Other features of the syndrome include:
- Iliac horns,
- Abnormality of the elbows interfering with full range of motion (pronation and supination), and
- Kidney disease resembling glomerulonephritis, which is often mild but can be progressive and lead to renal failure.
Nail-patella syndrome is inherited as dominant gene. This means that the disease can be transmitted by an affected parent. The nail-patella gene locus was found linked genetically to the ABO blood group locus in 1965 and is now known to be in chromosome region 9q34.

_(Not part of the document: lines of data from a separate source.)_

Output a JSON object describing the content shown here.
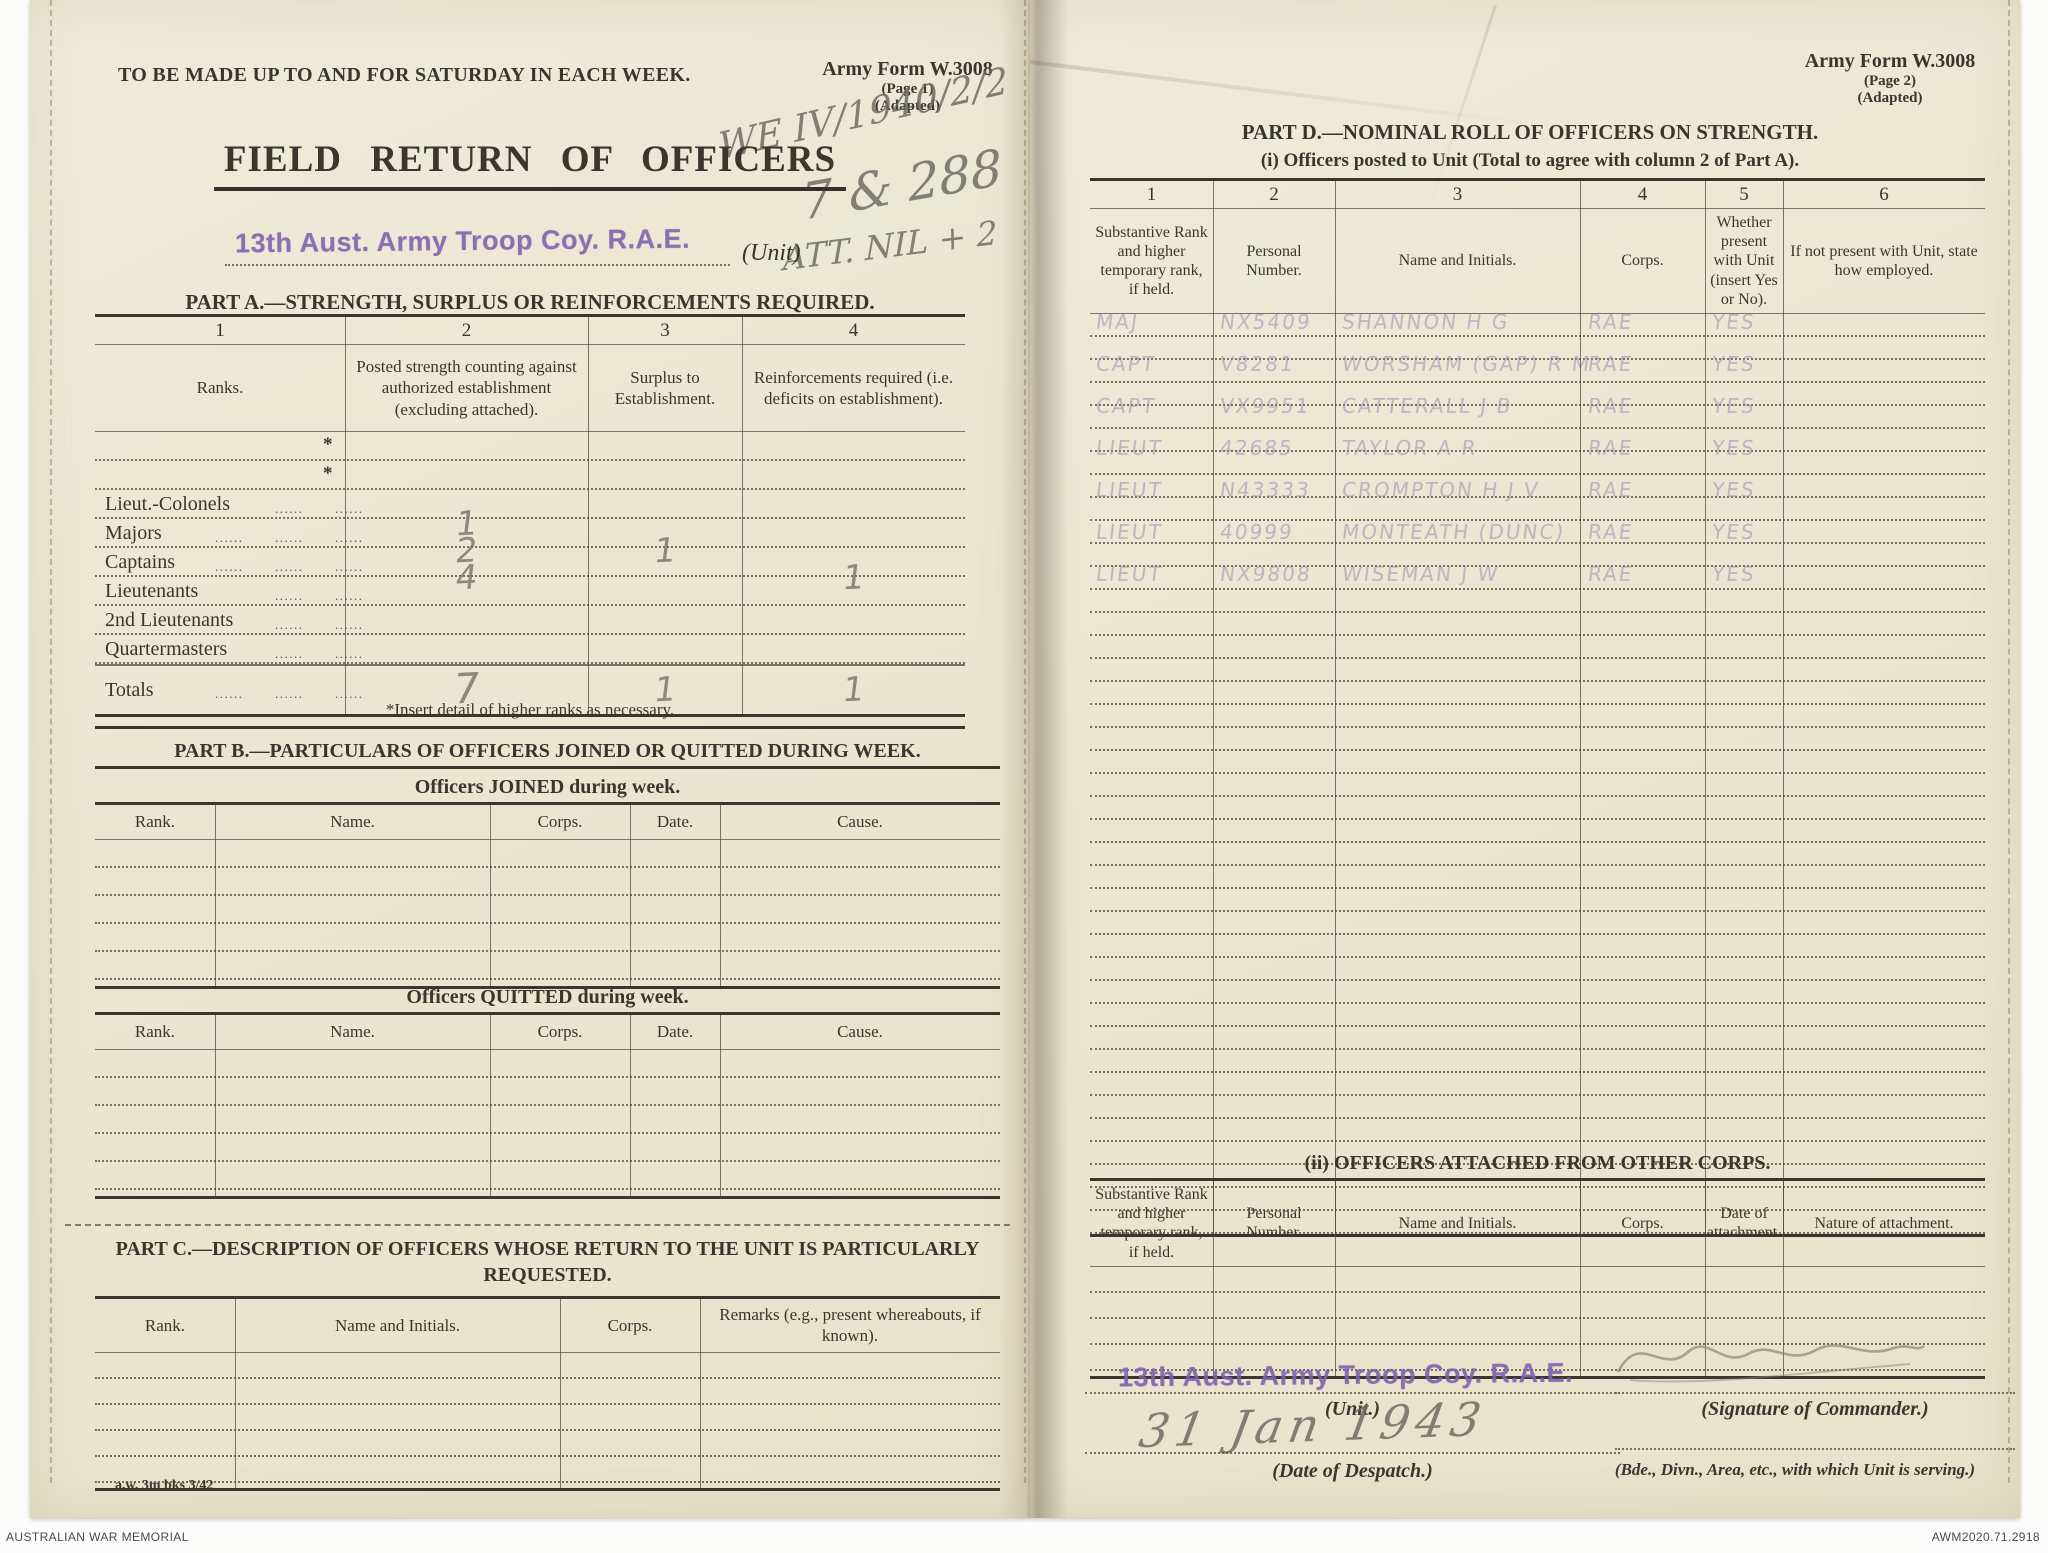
{
  "archive": {
    "left": "AUSTRALIAN WAR MEMORIAL",
    "right": "AWM2020.71.2918"
  },
  "colors": {
    "paper": "#eae6d1",
    "ink": "#3a362c",
    "stamp_purple": "#7d5fae",
    "pencil_gray": "#6f6c63",
    "pencil_purple": "#968bb0"
  },
  "page1": {
    "top_note": "TO BE MADE UP TO AND FOR SATURDAY IN EACH WEEK.",
    "form_id": {
      "line1": "Army Form W.3008",
      "line2": "(Page 1)",
      "line3": "(Adapted)"
    },
    "pencil_annotations": [
      "WE IV/1940/2/2",
      "7 & 288",
      "ATT. NIL + 2"
    ],
    "title": "FIELD RETURN OF OFFICERS",
    "unit_stamp": "13th Aust. Army Troop Coy. R.A.E.",
    "unit_label": "(Unit)",
    "part_a": {
      "heading": "PART A.—STRENGTH, SURPLUS OR REINFORCEMENTS REQUIRED.",
      "col_numbers": [
        "1",
        "2",
        "3",
        "4"
      ],
      "col_headers": [
        "Ranks.",
        "Posted strength counting against authorized establishment (excluding attached).",
        "Surplus to Establishment.",
        "Reinforcements required (i.e. deficits on establishment)."
      ],
      "rows": [
        {
          "rank": "",
          "star": true,
          "posted": "",
          "surplus": "",
          "reinforcements": ""
        },
        {
          "rank": "",
          "star": true,
          "posted": "",
          "surplus": "",
          "reinforcements": ""
        },
        {
          "rank": "Lieut.-Colonels",
          "star": false,
          "posted": "",
          "surplus": "",
          "reinforcements": ""
        },
        {
          "rank": "Majors",
          "star": false,
          "posted": "1",
          "surplus": "",
          "reinforcements": ""
        },
        {
          "rank": "Captains",
          "star": false,
          "posted": "2",
          "surplus": "1",
          "reinforcements": ""
        },
        {
          "rank": "Lieutenants",
          "star": false,
          "posted": "4",
          "surplus": "",
          "reinforcements": "1"
        },
        {
          "rank": "2nd Lieutenants",
          "star": false,
          "posted": "",
          "surplus": "",
          "reinforcements": ""
        },
        {
          "rank": "Quartermasters",
          "star": false,
          "posted": "",
          "surplus": "",
          "reinforcements": ""
        }
      ],
      "totals": {
        "label": "Totals",
        "posted": "7",
        "surplus": "1",
        "reinforcements": "1"
      },
      "footnote": "*Insert detail of higher ranks as necessary."
    },
    "part_b": {
      "heading": "PART B.—PARTICULARS OF OFFICERS JOINED OR QUITTED DURING WEEK.",
      "joined_title": "Officers JOINED during week.",
      "quitted_title": "Officers QUITTED during week.",
      "col_headers": [
        "Rank.",
        "Name.",
        "Corps.",
        "Date.",
        "Cause."
      ]
    },
    "part_c": {
      "heading_line1": "PART C.—DESCRIPTION OF OFFICERS WHOSE RETURN TO THE UNIT IS PARTICULARLY",
      "heading_line2": "REQUESTED.",
      "col_headers": [
        "Rank.",
        "Name and Initials.",
        "Corps.",
        "Remarks (e.g., present whereabouts, if known)."
      ]
    },
    "print_code": "a.w. 3m bks 3/42"
  },
  "page2": {
    "form_id": {
      "line1": "Army Form W.3008",
      "line2": "(Page 2)",
      "line3": "(Adapted)"
    },
    "part_d": {
      "heading": "PART D.—NOMINAL ROLL OF OFFICERS ON STRENGTH.",
      "subheading": "(i) Officers posted to Unit (Total to agree with column 2 of Part A).",
      "col_numbers": [
        "1",
        "2",
        "3",
        "4",
        "5",
        "6"
      ],
      "col_headers": [
        "Substantive Rank and higher temporary rank, if held.",
        "Personal Number.",
        "Name and Initials.",
        "Corps.",
        "Whether present with Unit (insert Yes or No).",
        "If not present with Unit, state how employed."
      ],
      "entries": [
        {
          "rank": "MAJ",
          "number": "NX5409",
          "name": "SHANNON H G",
          "corps": "RAE",
          "present": "YES",
          "employed": ""
        },
        {
          "rank": "CAPT",
          "number": "V8281",
          "name": "WORSHAM (GAP) R M",
          "corps": "RAE",
          "present": "YES",
          "employed": ""
        },
        {
          "rank": "CAPT",
          "number": "VX9951",
          "name": "CATTERALL J B",
          "corps": "RAE",
          "present": "YES",
          "employed": ""
        },
        {
          "rank": "LIEUT",
          "number": "42685",
          "name": "TAYLOR A R",
          "corps": "RAE",
          "present": "YES",
          "employed": ""
        },
        {
          "rank": "LIEUT",
          "number": "N43333",
          "name": "CROMPTON H J V",
          "corps": "RAE",
          "present": "YES",
          "employed": ""
        },
        {
          "rank": "LIEUT",
          "number": "40999",
          "name": "MONTEATH (DUNC)",
          "corps": "RAE",
          "present": "YES",
          "employed": ""
        },
        {
          "rank": "LIEUT",
          "number": "NX9808",
          "name": "WISEMAN J W",
          "corps": "RAE",
          "present": "YES",
          "employed": ""
        }
      ]
    },
    "attached": {
      "heading": "(ii) OFFICERS ATTACHED FROM OTHER CORPS.",
      "col_headers": [
        "Substantive Rank and higher temporary rank, if held.",
        "Personal Number.",
        "Name and Initials.",
        "Corps.",
        "Date of attachment.",
        "Nature of attachment."
      ]
    },
    "footer": {
      "unit_stamp": "13th Aust. Army Troop Coy. R.A.E.",
      "unit_label": "(Unit.)",
      "signature_label": "(Signature of Commander.)",
      "date_value": "31 Jan 1943",
      "date_label": "(Date of Despatch.)",
      "serving_label": "(Bde., Divn., Area, etc., with which Unit is serving.)"
    }
  }
}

The disorder is also known as Fong disease and Turner-Kieser syndrome. Dr. Fong in 1946 did an intravenous pyelography (IVP) and on X-ray saw the 'iliac horns' (symmetrical bilateral central posterior iliac processes) which are a characteristic feature of the disease. The Turner-Kieser syndrome came about because Henry H. Turner (1892-1970), an Oklahoma endocrinologist, described 2 families with the disease in 1933. His name is more commonly associated with the Turner syndrome that affects about 1 in 2000 newborn girls and is due a missing or abnormal X chromosome.